Note: This is a broad-strokes orientation, not legal advice. In just four hours, participants will gain a working familiarity with key concepts to support their professional roles — and a clearer sense of when and how to collaborate with legal counsel.
Format & Details
Date & Time: Friday, May 15, 2026 8:30 a.m. – 12:30 p.m.
Location: Live Online (Zoom)
Cost: $150
About the Center
The Center for Understanding in Conflict pioneered understanding-based mediation and is one of the first and only nonprofit conflict resolution training organizations worldwide.
Since 1982, the Center has trained more than 10,000 professionals worldwide, including leaders from the Harvard Law School Program on Negotiation, Intel Corporation, Roche, SAP and the World Intellectual Property Organization. Our approach is rooted in real-world practice, human connection, and the belief that conflict can be a doorway to transformation.
Presenters
Stacey Shuster, Ph.D. is a psychologist-mediator in private practice in the Bay Area. Trained as a couple, family, and child therapist, she has taught Family Therapy in various graduate programs, including the Department of Psychiatry at California Pacific Medical Center. Stacey supports separating and divorcing families as a mediator, co-parent counselor, and divorce coach. A frequent national presenter, she offers consultation on same-sex divorce, co-parenting challenges, and Integrative Mediation to attorneys and mental health professionals.
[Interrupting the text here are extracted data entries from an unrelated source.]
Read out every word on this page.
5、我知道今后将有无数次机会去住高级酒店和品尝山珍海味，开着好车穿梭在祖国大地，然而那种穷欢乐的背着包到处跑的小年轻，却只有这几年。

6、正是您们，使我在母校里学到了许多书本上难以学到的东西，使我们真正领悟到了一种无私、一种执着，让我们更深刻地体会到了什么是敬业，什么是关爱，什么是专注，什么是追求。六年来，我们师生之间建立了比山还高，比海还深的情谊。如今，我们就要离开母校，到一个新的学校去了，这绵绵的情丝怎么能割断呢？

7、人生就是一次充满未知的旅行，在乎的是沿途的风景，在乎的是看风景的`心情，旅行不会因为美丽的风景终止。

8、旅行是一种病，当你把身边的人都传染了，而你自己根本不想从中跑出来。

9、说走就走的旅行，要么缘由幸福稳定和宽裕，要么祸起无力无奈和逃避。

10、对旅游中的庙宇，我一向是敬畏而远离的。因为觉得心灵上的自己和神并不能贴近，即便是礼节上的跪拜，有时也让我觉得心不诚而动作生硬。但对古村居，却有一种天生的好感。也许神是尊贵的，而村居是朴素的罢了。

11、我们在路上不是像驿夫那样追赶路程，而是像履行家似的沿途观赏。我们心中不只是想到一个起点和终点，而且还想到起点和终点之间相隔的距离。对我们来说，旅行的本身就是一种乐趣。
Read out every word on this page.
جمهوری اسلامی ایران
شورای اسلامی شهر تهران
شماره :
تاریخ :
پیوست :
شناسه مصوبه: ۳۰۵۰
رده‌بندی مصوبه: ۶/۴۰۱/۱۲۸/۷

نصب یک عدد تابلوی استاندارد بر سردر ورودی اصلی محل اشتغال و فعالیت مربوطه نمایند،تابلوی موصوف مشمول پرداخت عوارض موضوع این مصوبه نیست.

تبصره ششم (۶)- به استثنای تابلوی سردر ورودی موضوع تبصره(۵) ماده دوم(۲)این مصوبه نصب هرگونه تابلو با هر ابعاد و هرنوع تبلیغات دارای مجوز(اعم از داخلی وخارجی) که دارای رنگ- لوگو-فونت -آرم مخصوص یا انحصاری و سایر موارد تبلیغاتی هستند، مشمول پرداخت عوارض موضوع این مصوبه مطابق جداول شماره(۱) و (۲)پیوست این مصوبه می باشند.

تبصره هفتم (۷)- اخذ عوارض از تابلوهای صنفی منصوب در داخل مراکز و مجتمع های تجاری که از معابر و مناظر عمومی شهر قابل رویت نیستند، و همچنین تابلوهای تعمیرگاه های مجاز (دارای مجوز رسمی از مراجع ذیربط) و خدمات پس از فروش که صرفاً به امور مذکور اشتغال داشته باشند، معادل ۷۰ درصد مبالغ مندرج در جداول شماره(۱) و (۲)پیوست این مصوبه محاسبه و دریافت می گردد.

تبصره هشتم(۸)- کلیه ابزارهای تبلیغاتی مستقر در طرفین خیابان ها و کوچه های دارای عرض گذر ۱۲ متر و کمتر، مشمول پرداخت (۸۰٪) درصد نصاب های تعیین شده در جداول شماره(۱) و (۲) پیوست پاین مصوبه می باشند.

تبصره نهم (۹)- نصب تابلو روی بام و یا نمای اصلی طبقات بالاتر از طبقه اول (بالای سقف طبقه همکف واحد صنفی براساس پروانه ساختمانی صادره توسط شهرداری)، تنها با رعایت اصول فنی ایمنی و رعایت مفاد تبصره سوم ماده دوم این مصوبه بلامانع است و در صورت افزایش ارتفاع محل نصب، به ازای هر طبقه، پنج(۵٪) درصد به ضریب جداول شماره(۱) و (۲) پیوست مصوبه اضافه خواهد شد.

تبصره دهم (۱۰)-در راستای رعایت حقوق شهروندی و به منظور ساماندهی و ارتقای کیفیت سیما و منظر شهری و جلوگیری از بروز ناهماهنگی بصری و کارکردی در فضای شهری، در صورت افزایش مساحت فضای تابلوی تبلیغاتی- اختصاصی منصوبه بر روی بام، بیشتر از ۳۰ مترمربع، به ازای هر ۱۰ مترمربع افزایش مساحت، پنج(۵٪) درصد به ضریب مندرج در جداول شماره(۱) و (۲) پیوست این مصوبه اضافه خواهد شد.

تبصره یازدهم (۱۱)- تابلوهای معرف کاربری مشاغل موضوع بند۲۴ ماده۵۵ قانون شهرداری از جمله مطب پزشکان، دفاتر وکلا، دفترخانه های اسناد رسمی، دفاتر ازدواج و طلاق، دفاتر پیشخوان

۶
Paula M. Lawhon, J.D. is a Certified Family Law Specialist and full-time family law mediator based in Marin County. With over 20 years of experience mediating family law cases and a background in civil and family litigation, Paula brings deep legal knowledge and a collaborative spirit to her work. She earned her J.D. from UC Law San Francisco (formerly UC Hastings) in 1999 and her B.A. from UC Irvine in 1996, graduating cum laude and Phi Beta Kappa. Paula regularly presents and writes on family law mediation and integrative dispute resolution models.
Additional Notes
Registrations received fewer than 72 hours before the program will be accepted at the discretion of the training team due to role-play and logistics needs.